The presented evaluations of the refineR algorithm using simulations show that the method can be used to estimate reference intervals for homogenous populations of different sizes in a robust manner. However, many reference intervals are age-dependent or vary depending on other covariates, like sex or ethnicity. Thus, future work will focus on the enhancement of this one-dimensional approach to incorporate covariates. Specifically, the generation of continuous reference intervals depending on the age of the individual will be explored, as the establishment of such reference curves would provide important insights for children^6,7,8,43 and the elderly⁴⁴.

We have shown that the refineR algorithm outperforms kosmic, the publicly available, peer-reviewed, and most recently published indirect method, in the majority of test cases, by intensively studying the performance using six common and medically relevant biomarkers. Nevertheless, there is still the need for a standardized test database covering an even broader variety of medically relevant, simulated distributions of biomarkers, as well as a systematic evaluation of different methods.

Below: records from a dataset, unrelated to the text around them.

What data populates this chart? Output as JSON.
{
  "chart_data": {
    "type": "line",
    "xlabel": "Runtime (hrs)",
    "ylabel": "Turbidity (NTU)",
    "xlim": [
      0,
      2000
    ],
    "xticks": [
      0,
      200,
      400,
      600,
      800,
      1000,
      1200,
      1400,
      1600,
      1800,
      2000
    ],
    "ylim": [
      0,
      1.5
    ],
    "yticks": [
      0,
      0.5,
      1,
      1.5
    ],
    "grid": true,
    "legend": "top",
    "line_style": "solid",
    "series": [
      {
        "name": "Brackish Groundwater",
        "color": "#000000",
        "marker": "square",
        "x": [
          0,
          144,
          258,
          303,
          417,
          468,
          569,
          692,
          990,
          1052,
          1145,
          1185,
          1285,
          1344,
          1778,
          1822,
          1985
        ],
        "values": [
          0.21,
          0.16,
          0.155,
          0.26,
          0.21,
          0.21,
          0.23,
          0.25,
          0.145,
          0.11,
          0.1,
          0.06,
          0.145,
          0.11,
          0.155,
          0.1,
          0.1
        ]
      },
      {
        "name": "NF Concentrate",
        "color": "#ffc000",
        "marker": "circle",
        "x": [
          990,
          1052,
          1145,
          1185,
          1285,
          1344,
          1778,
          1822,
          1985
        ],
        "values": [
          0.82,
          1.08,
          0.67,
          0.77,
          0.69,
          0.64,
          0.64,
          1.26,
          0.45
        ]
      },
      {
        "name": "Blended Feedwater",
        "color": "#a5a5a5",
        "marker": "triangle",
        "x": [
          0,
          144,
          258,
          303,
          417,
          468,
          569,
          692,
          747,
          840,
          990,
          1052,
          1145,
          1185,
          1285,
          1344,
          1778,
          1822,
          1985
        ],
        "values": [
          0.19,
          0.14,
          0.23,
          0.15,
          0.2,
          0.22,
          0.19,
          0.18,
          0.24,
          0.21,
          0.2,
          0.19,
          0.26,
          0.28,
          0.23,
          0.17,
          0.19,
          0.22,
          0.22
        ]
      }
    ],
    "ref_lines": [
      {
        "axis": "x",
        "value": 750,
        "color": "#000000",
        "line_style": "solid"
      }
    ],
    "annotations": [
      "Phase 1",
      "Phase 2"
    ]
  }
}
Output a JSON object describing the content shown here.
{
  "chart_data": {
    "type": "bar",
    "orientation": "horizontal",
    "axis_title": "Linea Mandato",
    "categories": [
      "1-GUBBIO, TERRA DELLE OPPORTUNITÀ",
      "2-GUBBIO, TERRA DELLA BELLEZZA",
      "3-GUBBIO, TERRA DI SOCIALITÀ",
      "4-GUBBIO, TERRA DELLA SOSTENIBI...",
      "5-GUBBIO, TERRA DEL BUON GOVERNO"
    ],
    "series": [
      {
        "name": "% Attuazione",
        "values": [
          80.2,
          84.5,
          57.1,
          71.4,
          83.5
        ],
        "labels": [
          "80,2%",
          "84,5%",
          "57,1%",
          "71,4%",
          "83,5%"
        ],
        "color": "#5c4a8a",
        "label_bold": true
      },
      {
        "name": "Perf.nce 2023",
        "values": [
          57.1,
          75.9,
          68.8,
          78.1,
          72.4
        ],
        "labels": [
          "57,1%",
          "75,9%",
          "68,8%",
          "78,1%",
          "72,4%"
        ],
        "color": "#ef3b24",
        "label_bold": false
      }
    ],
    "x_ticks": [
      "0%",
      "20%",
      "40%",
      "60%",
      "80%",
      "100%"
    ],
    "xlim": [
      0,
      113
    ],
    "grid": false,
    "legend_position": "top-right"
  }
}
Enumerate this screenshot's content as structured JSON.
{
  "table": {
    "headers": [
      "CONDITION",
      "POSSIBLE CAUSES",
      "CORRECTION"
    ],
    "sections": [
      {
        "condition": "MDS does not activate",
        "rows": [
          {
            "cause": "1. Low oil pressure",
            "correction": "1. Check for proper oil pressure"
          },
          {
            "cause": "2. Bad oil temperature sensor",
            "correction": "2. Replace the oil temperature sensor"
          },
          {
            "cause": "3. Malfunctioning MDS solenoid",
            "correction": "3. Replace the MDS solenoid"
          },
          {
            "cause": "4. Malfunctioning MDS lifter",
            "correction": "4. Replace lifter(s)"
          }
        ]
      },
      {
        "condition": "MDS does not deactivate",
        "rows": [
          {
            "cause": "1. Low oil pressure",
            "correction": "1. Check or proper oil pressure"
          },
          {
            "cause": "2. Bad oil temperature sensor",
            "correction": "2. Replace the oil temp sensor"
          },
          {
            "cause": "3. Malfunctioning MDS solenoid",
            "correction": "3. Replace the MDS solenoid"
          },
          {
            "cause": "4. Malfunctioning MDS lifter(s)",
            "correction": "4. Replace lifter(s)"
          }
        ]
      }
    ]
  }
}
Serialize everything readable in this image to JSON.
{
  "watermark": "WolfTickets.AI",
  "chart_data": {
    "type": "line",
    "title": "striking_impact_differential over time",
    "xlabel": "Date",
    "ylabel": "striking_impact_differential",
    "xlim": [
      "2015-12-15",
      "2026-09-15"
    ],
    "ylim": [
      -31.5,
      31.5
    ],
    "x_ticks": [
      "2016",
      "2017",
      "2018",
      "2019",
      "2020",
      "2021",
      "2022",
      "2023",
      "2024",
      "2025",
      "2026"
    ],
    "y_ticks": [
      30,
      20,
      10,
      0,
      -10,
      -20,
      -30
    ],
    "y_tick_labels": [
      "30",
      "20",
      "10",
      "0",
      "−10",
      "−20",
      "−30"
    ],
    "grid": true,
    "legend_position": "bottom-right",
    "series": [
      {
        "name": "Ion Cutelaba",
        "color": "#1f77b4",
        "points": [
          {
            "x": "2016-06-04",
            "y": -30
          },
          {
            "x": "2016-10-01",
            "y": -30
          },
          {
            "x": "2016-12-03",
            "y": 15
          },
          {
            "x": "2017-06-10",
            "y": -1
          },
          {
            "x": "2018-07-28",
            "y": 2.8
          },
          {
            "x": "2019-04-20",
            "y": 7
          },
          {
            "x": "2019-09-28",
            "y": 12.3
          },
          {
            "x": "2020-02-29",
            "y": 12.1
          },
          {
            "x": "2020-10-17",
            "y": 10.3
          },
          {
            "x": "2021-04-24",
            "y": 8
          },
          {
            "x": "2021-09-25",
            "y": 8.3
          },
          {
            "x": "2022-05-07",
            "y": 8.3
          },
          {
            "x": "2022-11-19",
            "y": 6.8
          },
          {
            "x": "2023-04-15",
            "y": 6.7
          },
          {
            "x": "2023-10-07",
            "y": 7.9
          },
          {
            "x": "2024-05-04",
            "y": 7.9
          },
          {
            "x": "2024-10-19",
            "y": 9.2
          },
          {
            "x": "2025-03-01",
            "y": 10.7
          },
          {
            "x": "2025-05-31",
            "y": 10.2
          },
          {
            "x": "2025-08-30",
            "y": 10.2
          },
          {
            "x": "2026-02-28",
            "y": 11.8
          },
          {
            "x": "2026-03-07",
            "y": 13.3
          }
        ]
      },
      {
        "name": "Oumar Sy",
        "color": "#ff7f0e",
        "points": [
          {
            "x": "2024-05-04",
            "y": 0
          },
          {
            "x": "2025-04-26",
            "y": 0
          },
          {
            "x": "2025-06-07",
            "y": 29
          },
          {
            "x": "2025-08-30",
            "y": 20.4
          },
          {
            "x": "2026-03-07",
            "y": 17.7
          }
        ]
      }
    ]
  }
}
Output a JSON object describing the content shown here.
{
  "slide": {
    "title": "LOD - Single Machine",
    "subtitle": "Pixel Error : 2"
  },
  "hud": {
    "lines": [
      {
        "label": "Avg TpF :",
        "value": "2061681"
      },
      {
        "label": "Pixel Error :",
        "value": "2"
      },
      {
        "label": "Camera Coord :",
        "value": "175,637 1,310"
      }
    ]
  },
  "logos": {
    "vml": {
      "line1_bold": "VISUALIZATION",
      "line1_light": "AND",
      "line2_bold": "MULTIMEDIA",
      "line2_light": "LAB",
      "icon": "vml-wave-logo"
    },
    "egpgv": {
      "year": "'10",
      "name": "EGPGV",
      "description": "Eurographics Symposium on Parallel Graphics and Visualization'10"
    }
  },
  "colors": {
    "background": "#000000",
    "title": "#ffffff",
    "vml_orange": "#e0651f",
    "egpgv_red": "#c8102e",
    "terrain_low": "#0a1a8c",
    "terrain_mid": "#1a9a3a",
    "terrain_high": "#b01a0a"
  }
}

While we have shown that the refineR algorithm already achieves promising results, the assumption that the non-pathological samples can be modeled with a Box–Cox transformed normal distribution may not be appropriate for all biological distributions⁴². Thus, in future work, we will examine if using other transformations like the modified Box–Cox transformation⁴⁵ may improve refineR’s performance.

Conclusion

We developed the refineR algorithm for the precise and time-efficient estimation of reference intervals using real-world data from laboratory information systems. refineR is provided as an open source (GPL v3) R-package on CRAN. Our results show that refineR outperforms both the direct method with a reference population of 120 individuals and the publicly available, peer-reviewed, and most recently published indirect method algorithm, kosmic using simulated data. For the patient datasets, the results are within the margin of variation of different direct method studies. By requiring less resources and facing fewer ethical issues, refineR is a viable alternative to the direct approach.